Back when I was taking methotrextate, I had to get blood draws every few months. I dreaded my four-times-a-year follow-up appointments. It was always the same: get a lab slip, sit in the busy waiting room drinking as much water as possible, hear my name called, and watch the lab tech scurry around in consternation when I explain that I need my blood drawn lying down. This went on for years. As a patient, it always seems like there are such simple things that medical institutions could do to make things a little simpler; like have "administer lying down" somewhere check-off-able on the lab slip, you know?

But I am not in nearly such dire straits vis a vis the medical profession as is poor Badger these days. I'm hoping the gastroenterologist this morning had something to say besides "hmm, yeah, you seem fine to me..." always so helpful, when one is doubled over in pain.

I am such a needle wimp that I was barely able to sit through "Trainspotting." Not sure what I thought I was doing, going to see a movie about heroin addicts--a population notorious for their affinity for needles. I think I was swayed by the rave review in the alternative weekly. I did take the precaution of asking the kid in the ticket booth whether there were a lot of people sticking needles in their arms in the movie, and he assured me that there was "hardly any" of that kind of stuff. I shudder to think what his basis of comparison must have been.

Have to go shoot up now. Yes, I notorious fainter-at-the-sight-of-needles, now inject myself with fancy anti-psoriatic stuff twice a week. I even have my own sharps container. And I know how to use it. But I still have to lie down when other people are doing the injecting.

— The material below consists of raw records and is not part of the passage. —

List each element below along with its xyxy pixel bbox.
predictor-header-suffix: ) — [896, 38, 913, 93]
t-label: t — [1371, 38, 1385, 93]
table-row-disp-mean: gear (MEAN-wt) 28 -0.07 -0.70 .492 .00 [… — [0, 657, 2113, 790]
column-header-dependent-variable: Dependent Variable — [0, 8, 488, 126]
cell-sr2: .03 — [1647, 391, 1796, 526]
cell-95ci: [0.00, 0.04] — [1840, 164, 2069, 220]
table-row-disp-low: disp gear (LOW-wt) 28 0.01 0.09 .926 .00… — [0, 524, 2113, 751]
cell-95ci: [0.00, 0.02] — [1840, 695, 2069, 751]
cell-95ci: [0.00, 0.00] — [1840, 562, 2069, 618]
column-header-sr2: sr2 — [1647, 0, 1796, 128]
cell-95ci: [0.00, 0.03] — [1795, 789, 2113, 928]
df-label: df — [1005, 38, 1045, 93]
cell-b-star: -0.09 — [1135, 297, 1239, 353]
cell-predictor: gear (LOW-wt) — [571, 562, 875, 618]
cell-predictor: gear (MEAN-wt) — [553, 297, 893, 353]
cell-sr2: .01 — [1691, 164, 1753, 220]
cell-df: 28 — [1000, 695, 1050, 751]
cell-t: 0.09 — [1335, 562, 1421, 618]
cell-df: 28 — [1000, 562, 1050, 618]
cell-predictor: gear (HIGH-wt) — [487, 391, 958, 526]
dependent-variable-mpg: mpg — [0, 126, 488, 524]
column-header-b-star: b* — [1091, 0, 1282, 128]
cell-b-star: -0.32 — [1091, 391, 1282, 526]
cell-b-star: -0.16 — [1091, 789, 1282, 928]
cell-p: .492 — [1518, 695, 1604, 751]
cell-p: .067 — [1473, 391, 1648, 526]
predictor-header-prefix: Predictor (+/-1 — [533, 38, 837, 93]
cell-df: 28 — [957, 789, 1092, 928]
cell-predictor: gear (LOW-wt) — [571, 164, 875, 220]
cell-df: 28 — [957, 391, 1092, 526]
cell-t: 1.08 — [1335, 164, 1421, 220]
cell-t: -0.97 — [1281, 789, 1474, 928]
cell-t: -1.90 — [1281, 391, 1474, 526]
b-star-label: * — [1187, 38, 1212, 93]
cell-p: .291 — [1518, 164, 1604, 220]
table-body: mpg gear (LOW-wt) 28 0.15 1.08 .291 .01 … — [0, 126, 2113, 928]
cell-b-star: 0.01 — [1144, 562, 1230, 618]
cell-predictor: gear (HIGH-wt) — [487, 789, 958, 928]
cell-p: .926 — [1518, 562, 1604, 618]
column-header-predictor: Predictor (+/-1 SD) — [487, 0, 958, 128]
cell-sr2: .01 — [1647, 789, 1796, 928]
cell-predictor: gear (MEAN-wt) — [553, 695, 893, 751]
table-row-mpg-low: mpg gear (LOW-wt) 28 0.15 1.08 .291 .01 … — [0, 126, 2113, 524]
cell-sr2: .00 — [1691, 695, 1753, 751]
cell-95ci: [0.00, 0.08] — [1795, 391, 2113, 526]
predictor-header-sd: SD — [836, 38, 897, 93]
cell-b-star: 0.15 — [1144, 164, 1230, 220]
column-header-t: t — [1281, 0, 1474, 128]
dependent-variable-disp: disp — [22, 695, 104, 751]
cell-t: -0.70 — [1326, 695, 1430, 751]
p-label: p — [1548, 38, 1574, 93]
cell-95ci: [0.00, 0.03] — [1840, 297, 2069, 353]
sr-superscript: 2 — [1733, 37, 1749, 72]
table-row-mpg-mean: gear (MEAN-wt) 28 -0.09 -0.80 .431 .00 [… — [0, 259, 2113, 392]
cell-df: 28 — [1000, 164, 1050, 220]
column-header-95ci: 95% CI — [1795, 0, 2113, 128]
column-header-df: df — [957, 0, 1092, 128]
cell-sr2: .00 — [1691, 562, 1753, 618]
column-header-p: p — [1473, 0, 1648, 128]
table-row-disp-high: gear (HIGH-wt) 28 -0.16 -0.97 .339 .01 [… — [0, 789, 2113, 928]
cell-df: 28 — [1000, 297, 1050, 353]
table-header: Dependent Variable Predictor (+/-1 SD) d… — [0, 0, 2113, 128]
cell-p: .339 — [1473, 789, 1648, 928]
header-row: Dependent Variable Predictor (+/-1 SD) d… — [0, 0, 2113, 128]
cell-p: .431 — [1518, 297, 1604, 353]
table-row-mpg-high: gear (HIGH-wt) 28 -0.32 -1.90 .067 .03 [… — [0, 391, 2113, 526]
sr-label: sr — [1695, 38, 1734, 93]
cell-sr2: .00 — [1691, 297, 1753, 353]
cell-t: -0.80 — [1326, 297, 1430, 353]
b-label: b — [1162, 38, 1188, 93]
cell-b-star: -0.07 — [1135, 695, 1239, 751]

Maybe that would work for Mermaid Girl. Think we can get her to administer her own flu shot next winter?

1 Comments:

Blogger susan said...

Count me in as another needs-to-lay-down-for-blood-draws person, although I have gotten slightly better about it since having my thyroid removed several years ago. Having my blood drawn much more frequently got me a little better practiced about it, but it's still not easy.

Curious Girl didn't cry at all for her flu shot this year. We're coming out of a 2 year period of enormous hysteria at all medical appointments (even the kind where the doctor just talks to the adults in the room--once she even got truly hysterical accompanying me to my own doctor when I had bronchitis). She is actually compliant--usually I can just hold her--but she utterly panicked. But the flu shot this year was pretty quick and it used a teeny needle. And she was pretty taken with the idea that she didn't cry. Tonight in the tub (about 3 weeks after the shot) she said "Mama, I didn't cry for my flu shot" and I agreed that she hadn't. "I not going to cry for my regular shots." Fine with me, I said. All of which is a long way of saying, who knows what MG will do in the future...maybe she'll need to lay down, maybe some year it'll all be fine.